Originaltitel: DOGVILLE
DK/S/GB/F/D/NL 2003, 178 min
Label: Concorde HE
Genre: Drama, Experimentalfilm, Thriller
Darsteller: Nicole Kidman, Lauren Bacall, Jeremy Davies, Ben Gazarra, James Caan, Udo Kier, Chloë Sevigny, Stell
Stab:
Regie: Lars von Trier
Drehbuch: Lars von Trier
Stellen wir uns ein Dorf vor, irgendwo in den Rocky Mountains. Und wir müssen unsere Vorstellungskraft ernsthaft bemühen, denn dieses Dogville wurde auf den Boden einer Bühne gezeichnet. Die Kreidegevierte sind mit den Namen der Hausbewohner beschriftet, auf der Straße steht "Elm Street" geschrieben. Kostüme und sparsame Requisiten deuten das Amerika der 30er und 40er Jahre an, die Ärmlichkeit der großen Depression, zitieren späte Western- und frühe Gangster-Filme. Keine Wand versperrt die Sicht auf das Innenleben dieser Stadt, manchmal verschafft sich die Kamera Überblick aus der Vogelperspektive. Es ist Tag, solange die Scheinwerfer brennen, es wird Nacht, sobald man einen Mond unter die Studiodecke hängt und das Licht zurücknimmt.
Aus dem dunklen Nichts hinter dem Bühnenrand wird die schöne Grace von Pistolenschüssen nach Dogville getrieben. Tom, Schriftsteller, Philosoph und Sprecher des Dorfes, verbirgt sie vor den Verfolgern in der alten Mine. Daß sie länger bleiben darf, entscheidet tags darauf die Gemeindeversammlung. Grace bedankt sich, indem sie den Beschützern ihre verwöhnten Großstadthände zur Verfügung stellt: Gartenarbeit für Ma Ginger, Äpfel ernten, Pflegedienste an einer Behinderten, Gespräche mit dem blinden Alten McKay, dessen Hand auf ihrem Schenkel ruht. Doch inzwischen sucht auch die Polizei nach Grace, und den guten Menschen von Dogville bleibt nichts anderes übrig, als den Preis für ihre Güte gegen die Fremde zu erhöhen: mehr Arbeit, mehr Schelte, und die Hände der Männer machen auf ihren Schenkeln längst nicht mehr halt.

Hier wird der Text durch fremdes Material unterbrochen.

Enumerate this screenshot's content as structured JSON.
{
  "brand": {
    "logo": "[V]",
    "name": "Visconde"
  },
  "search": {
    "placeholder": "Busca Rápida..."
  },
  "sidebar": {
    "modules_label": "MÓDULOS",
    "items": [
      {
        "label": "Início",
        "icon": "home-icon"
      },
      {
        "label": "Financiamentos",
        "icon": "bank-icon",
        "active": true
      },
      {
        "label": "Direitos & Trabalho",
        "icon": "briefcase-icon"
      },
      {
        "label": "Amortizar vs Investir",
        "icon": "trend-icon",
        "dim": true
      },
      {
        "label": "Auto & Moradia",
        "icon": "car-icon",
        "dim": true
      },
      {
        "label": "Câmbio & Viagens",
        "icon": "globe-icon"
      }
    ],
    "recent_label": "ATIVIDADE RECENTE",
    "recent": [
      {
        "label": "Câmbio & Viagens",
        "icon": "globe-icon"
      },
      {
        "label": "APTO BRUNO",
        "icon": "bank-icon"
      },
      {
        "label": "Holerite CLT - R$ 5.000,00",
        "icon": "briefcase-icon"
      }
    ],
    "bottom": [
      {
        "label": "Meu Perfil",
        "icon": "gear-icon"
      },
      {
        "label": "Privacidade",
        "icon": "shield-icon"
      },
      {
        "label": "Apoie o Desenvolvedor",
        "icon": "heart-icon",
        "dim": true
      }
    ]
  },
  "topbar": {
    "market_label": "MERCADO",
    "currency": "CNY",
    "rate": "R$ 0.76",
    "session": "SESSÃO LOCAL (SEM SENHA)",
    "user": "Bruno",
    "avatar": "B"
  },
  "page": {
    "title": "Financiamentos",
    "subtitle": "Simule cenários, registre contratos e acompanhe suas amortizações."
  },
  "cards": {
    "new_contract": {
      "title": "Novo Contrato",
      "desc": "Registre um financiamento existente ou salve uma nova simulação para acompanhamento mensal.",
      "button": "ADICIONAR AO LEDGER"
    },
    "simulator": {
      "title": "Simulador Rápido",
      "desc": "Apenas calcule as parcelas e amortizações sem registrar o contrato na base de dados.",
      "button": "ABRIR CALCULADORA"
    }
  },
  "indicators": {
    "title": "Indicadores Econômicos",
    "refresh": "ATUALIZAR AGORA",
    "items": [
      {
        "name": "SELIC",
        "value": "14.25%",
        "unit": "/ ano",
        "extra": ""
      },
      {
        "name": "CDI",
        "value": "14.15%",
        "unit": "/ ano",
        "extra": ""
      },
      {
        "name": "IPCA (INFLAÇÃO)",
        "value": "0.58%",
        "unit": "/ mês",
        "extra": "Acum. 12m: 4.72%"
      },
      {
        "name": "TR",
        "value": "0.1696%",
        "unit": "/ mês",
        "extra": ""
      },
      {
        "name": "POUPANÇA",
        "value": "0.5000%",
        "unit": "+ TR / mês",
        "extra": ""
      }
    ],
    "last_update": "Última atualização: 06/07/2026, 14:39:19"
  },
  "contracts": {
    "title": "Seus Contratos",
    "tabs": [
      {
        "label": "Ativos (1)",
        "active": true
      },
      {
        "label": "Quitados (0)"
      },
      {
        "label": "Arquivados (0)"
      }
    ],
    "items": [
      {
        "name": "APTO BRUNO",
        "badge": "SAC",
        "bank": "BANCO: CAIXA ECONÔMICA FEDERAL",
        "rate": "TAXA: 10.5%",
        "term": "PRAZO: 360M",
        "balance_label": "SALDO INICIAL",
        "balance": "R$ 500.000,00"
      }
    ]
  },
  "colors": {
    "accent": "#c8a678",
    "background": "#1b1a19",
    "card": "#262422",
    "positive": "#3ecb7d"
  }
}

In einem Prolog und neun Kapiteln inszeniert Lars von Trier nicht nur die Passionsgeschichte der Grace, sondern allegorisch den Leidensweg der Gnade selbst, von Station zu Station fast unerträglich gesteigert. Gedemütigt wird sie, verraten, vergewaltigt, schließlich mit dem Hundehalsband an ein Eisenrad gekettet, bis sie nur noch gnadenlose Rache sein kann. Die Grundrisse von Dogville geben die Spielzüge vor - für einen gewagten Versuch über das Menschliche und das Hündische, nicht zuletzt für ein Experiment mit der Imaginationskraft des Zuschauers. Und es glückt. Die Mechanismen des Verfremdens und Distanzierens, jenes "Zeigen, daß man zeigt" des epischen Theaters von Brecht machen von Triers unbescheiden gewaltiges Gleichnis um Vergebung und Abhängigkeit emotional zugänglich, steigern die Empfindlichkeit für sparsam eingesetzte filmische Kunstgriffe und die moralischen Aporien des Finales. Brechts Seeräuber-Jenny könnte Dogville gut den Schlußakkord singen: "... die Stadt wird gemacht dem Erdboden gleich."
In DANCER IN THE DARK war das Pathos des Leidens durch gesungene und getanzte Passagen gebrochen. Hier ist es eine sonderbare, düstere Komik, die aus der Durchschaubarkeit von Kulissen und Figuren erwächst, vor allem aber aus dem nahezu gut gelaunten, altmodisch umständlichen Metatext, den ein Erzähler im Off den ungeheuerlichen Geschehnissen spricht. Den nicht weniger komischen Kommentar zum Schaffen Lars von Triers besorgen derweil andere und fragen, wie ein Däne sich gestatten darf, kritische Filme über Amerika, noch dazu unter Kollaboration einer wahren Ehrengarde US-amerikanischer Schauspieler zu machen, obwohl er noch nie dort war. Dabei meint von Trier doch immer nur die ganze Welt!